Stephen Fry as the narrator

The Likes of Us is the little-known, first-ever Webber/Rice musical. It is based on the true story of Thomas John Barnardo, a philanthropist who founded homes for destitute children in Victorian London.

Written in 1965, lack of funding prevented the musical being performed until 2005. The play is now almost exclusively staged by amateur theatre groups.


Tropes featured in the musical:

  • Angry Mob Song: "Hold a March" and "We'll Get Him". The latter is also reprised. Both are sung by crowds of displeased Londoners who think Thomas Barnardo is an interfering prat.
  • Auction: Thomas Bernardo buys a gin-palace, the Edinburgh Castle, in an auction in order to transform it into a tea and coffee establishment.
    • The auction song, "Going, Going, Gone", was the first Webber/Rice song ever written.
  • Bad Girl Song: Rose's "Twice in Love Every Day", which is about exactly what it sounds like it is.
  • Based on a True Story: Tells the story of Thomas Barnardo's struggle to set up his charity in Victorian Britain. With, y'know, additional musical numbers.
  • Beta Couple: Johnny and Jenny.
  • Brits Love Tea: Bernardo and Syrie transform the Edinburgh Castle gin-palace into a tea and coffee establishment invoking a huge song-and-dance number, "Have Another Cup Of Tea", from the cockney customers about the wonders of tea.
  • BSoD Song/Grief Song: Barnardo's "Where Am I Going?", sung after the death of one of the Heartwarming Orphan children Barnardo wanted to help.
  • Dark Reprise: Johnny and Jenny's upbeat love song "Love is Here", which admittedly doesn't actually have any reason for being there, is reprised in a slower tempo later, as the two lovers are breaking up.
  • Evil Brit: The "upper-class villain" side of the trope is demonstrated quite well by the Cabinet (apart from Shaftesbury), while the "working-class hooligan" side of things is demonstrated in the cockneys who oppose Barnardo. Impressively, they manage to bring across these stereotypes in a play where all of the heroes are also British.
  • Heartwarming Orphan: The urchins who convince Barnardo that they need his help.
  • "The Hero Sucks" Song: "We'll Get Him" and "Hold a March".
  • Hooker with a Heart of Gold: Rose. Maybe.
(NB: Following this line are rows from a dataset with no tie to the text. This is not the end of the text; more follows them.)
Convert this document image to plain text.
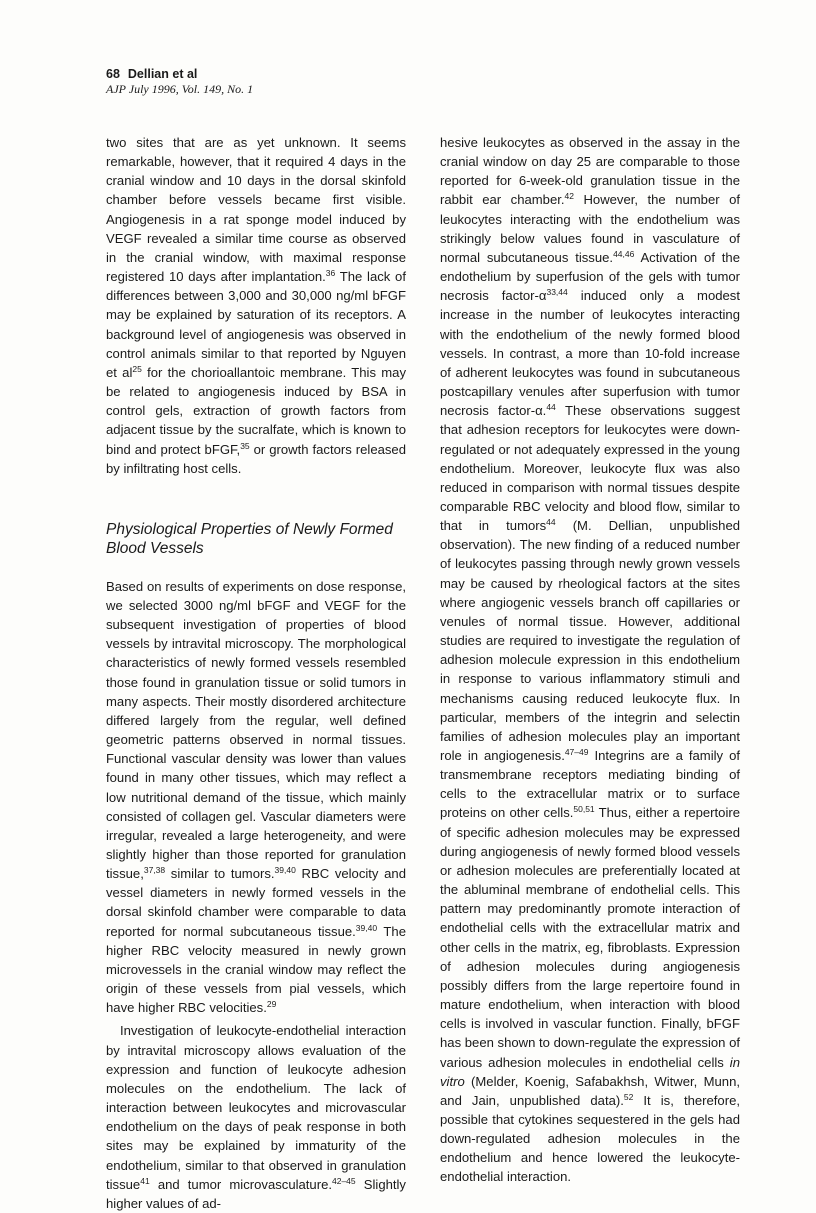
68 Dellian et al
AJP July 1996, Vol. 149, No. 1

two sites that are as yet unknown. It seems remarkable, however, that it required 4 days in the cranial window and 10 days in the dorsal skinfold chamber before vessels became first visible. Angiogenesis in a rat sponge model induced by VEGF revealed a similar time course as observed in the cranial window, with maximal response registered 10 days after implantation.$^{36}$ The lack of differences between 3,000 and 30,000 ng/ml bFGF may be explained by saturation of its receptors. A background level of angiogenesis was observed in control animals similar to that reported by Nguyen et $al^{25}$ for the chorioallantoic membrane. This may be related to angiogenesis induced by BSA in control gels, extraction of growth factors from adjacent tissue by the sucralfate, which is known to bind and protect bFGF,$^{35}$ or growth factors released by infiltrating host cells.

Physiological Properties of Newly Formed Blood Vessels

Based on results of experiments on dose response, we selected 3000 ng/ml bFGF and VEGF for the subsequent investigation of properties of blood vessels by intravital microscopy. The morphological characteristics of newly formed vessels resembled those found in granulation tissue or solid tumors in many aspects. Their mostly disordered architecture differed largely from the regular, well defined geometric patterns observed in normal tissues. Functional vascular density was lower than values found in many other tissues, which may reflect a low nutritional demand of the tissue, which mainly consisted of collagen gel. Vascular diameters were irregular, revealed a large heterogeneity, and were slightly higher than those reported for granulation tissue,$^{37,38}$ similar to tumors.$^{39,40}$ RBC velocity and vessel diameters in newly formed vessels in the dorsal skinfold chamber were comparable to data reported for normal subcutaneous tissue.$^{39,40}$ The higher RBC velocity measured in newly grown microvessels in the cranial window may reflect the origin of these vessels from pial vessels, which have higher RBC velocities.$^{29}$

Investigation of leukocyte-endothelial interaction by intravital microscopy allows evaluation of the expression and function of leukocyte adhesion molecules on the endothelium. The lack of interaction between leukocytes and microvascular endothelium on the days of peak response in both sites may be explained by immaturity of the endothelium, similar to that observed in granulation tissue$^{41}$ and tumor microvasculature.$^{42-45}$ Slightly higher values of ad-

hesive leukocytes as observed in the assay in the cranial window on day 25 are comparable to those reported for 6-week-old granulation tissue in the rabbit ear chamber.$^{42}$ However, the number of leukocytes interacting with the endothelium was strikingly below values found in vasculature of normal subcutaneous tissue.$^{44,46}$ Activation of the endothelium by superfusion of the gels with tumor necrosis factor-$\alpha^{33,44}$ induced only a modest increase in the number of leukocytes interacting with the endothelium of the newly formed blood vessels. In contrast, a more than 10-fold increase of adherent leukocytes was found in subcutaneous postcapillary venules after superfusion with tumor necrosis factor-α.$^{44}$ These observations suggest that adhesion receptors for leukocytes were down-regulated or not adequately expressed in the young endothelium. Moreover, leukocyte flux was also reduced in comparison with normal tissues despite comparable RBC velocity and blood flow, similar to that in tumors$^{44}$ (M. Dellian, unpublished observation). The new finding of a reduced number of leukocytes passing through newly grown vessels may be caused by rheological factors at the sites where angiogenic vessels branch off capillaries or venules of normal tissue. However, additional studies are required to investigate the regulation of adhesion molecule expression in this endothelium in response to various inflammatory stimuli and mechanisms causing reduced leukocyte flux. In particular, members of the integrin and selectin families of adhesion molecules play an important role in angiogenesis.$^{47-49}$ Integrins are a family of transmembrane receptors mediating binding of cells to the extracellular matrix or to surface proteins on other cells.$^{50,51}$ Thus, either a repertoire of specific adhesion molecules may be expressed during angiogenesis of newly formed blood vessels or adhesion molecules are preferentially located at the abluminal membrane of endothelial cells. This pattern may predominantly promote interaction of endothelial cells with the extracellular matrix and other cells in the matrix, eg, fibroblasts. Expression of adhesion molecules during angiogenesis possibly differs from the large repertoire found in mature endothelium, when interaction with blood cells is involved in vascular function. Finally, bFGF has been shown to down-regulate the expression of various adhesion molecules in endothelial cells in vitro (Melder, Koenig, Safabakhsh, Witwer, Munn, and Jain, unpublished data).$^{52}$ It is, therefore, possible that cytokines sequestered in the gels had down-regulated adhesion molecules in the endothelium and hence lowered the leukocyte-endothelial interaction.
For most of the play she's nothing but a thorn in Barnardo's side, organising demonstrations and marches against him, but there are some implications that she genuinely means well.
  • "I Am Becoming" Song: "A Strange and Lovely Song" is one for Barnardo.
    Before, all my dreams were a pattern;
    Fading colours of grey and brown and blue.
    But the patterns are changing to pictures,
    And I feel like I am changing too.
  • "I Am" Song: "I'm a Very Busy Man" is one for Barnardo.
  • Letter Motif: Johnny and Jenny.
  • Lower-Class Lout: The patrons of the gin palace.
  • Ode to Intoxication: Parodied with "Have Another Cup of Tea", sung by the now-reformed gin palace residents, which sounds like just another song about drinking away your troubles, as could be heard in any number of British pubs... except here, the liquid they're drinking is tea.
  • Patriotic Fervour: The British Cabinet display a lot of this in "Lion-Hearted Land". Naturally, since the country in question is Imperial Britain, this is played for Comedic Sociopathy.
    Our noble British Empire is our present to the world!
    It's amazing how these local fellows toe the line:
    Gunboats in the harbour and the locals in the mine!
  • Patter Song: "Going, Going, Gone" is very fast and very wordy.
  • Quintessential British Gentlemen: The British cabinet sing an assertion of Britain's imperial might.
    Why does England lead the world; Queen and Empire understand?
    Oh, England! Valiant rock of splendour!
    Lionhearted Land!
  • Upper-Class Twit: The entire Cabinet, except for Lord Shaftesbury.
  • Villain Song: The British Cabinet has "Lion-Hearted Land". Rose and the gin palace patrons have "We'll Get Him" and "Hold a March".
  • Wine Is Classy: The British cabinet seem to think so.
    Oh, I must comment on this wine; its character is strong,
    Its impudence is striking and its flavour lingers long.
    We can spot these subtleties; in this we stand alone.
    The foreigners are only there to see the grapes get grown.